The turmoil on global financial markets eased on Thursday after regulators threw a lifeline to Credit Suisse Group AG, though signs of unrest persisted as volatility gauges remained elevated and overnight gains in US futures evaporated ahead of the European Central Bank’s rate decision.
European stocks edged higher and Credit Suisse rallied the most in history at the open, powering a gauge of bank stocks to a gain of more than 1% after the embattled Swiss lender arranged to borrow as much as 50 billion francs ($54 billion) from a Swiss National Bank liquidity facility. US stock futures were little changed. Regional banks in the S&P 500 index clung to gains, though remain sharply lower for the week. The Cboe Volatility Index edged up to 27, well above its long-term average of 20.

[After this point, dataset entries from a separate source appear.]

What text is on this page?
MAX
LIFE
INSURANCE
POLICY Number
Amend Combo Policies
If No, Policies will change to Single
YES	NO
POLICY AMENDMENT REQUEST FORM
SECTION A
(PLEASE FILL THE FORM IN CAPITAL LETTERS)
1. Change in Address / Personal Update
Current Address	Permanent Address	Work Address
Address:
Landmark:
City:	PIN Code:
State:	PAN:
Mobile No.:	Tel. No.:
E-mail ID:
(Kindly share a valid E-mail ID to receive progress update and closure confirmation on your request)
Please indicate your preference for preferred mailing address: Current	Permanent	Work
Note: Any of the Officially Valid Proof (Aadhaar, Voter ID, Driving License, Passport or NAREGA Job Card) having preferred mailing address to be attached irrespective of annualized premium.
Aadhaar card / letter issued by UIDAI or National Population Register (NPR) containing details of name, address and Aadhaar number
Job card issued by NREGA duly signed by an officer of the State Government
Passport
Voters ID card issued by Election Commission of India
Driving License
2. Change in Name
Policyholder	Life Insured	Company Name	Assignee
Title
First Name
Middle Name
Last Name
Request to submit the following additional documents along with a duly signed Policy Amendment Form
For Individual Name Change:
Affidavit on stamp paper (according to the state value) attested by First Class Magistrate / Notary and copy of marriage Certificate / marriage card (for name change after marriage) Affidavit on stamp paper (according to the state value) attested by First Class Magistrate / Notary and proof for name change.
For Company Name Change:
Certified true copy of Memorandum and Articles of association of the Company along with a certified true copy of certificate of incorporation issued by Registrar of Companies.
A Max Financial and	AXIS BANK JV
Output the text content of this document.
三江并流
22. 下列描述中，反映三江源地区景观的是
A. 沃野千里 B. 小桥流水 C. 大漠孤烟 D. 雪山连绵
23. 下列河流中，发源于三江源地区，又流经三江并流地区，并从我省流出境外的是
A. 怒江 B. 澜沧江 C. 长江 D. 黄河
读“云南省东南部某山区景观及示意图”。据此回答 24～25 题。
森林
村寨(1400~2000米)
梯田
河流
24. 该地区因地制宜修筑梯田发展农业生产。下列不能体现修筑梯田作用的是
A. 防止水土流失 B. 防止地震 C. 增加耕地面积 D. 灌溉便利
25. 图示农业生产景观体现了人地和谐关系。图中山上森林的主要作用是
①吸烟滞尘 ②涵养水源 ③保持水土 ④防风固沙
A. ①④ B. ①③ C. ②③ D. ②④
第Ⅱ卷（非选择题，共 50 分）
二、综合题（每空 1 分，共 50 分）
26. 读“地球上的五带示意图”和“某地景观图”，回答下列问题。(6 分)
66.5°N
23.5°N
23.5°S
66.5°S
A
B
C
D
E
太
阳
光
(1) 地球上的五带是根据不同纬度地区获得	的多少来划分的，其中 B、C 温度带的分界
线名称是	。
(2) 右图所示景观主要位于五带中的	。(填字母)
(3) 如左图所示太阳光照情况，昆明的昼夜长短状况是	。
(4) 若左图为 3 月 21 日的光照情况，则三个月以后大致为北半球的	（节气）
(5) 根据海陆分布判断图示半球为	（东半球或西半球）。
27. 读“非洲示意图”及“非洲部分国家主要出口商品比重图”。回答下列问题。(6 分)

Treasuries were lower in early trading, sending the two-year yield back to 4% after historically steep declines in recent days. Bond across Europe declined, with German 10-year yield up 15 basis points. An index of the dollar slipped. The Swiss franc strengthened after a sharp selloff. The euro recovered from a two-month low ahead of an expected interest rate increase from the ECB, with more investors now positioning for a 25 basis point move after earlier expectations for double that.
“ECB policy makers will be grappling with the risk that sticking to the original plan to hike 50 basis points could further undermine confidence,” said Sarah Hewin, head of Europe and Americas research at Standard Chartered Plc. “Not tightening policy could be read by the market as an admission of underlying vulnerabilities.”
The banking sector turmoil — which kicked off last week after the failure of Silicon Valley Bank and Signature Bank — has all but erased the S&P 500’s gains so far this year. All eyes are now on the Federal Reserve’s policy meeting next week, with traders almost evenly split on whether the central bank will increase interest rates. Market pricing now suggests the Fed will soon pivot and will cut rates by as much as 1% by the end of the year.
“Uncertainty is very high at the moment and there’s a lot of selling because of the shock from higher volatility and other factors,” said Ulrich Urbahn, head of multi-asset strategy and research at Berenberg. “The change in focus from inflation to growth concerns and financial stability has reversed the stock-bond correlation again. A stronger relief rally is not likely to happen before the Fed meeting.”
Elsewhere in markets, oil hovered near the lowest close in 15 months after a three-day rout started by the US banking crisis and accelerated by options covering. Gold held near a six-week high. S&P 500 futures were little changed as of 6:20 am New York time and the Nasdaq 100 futures rose 0.3%.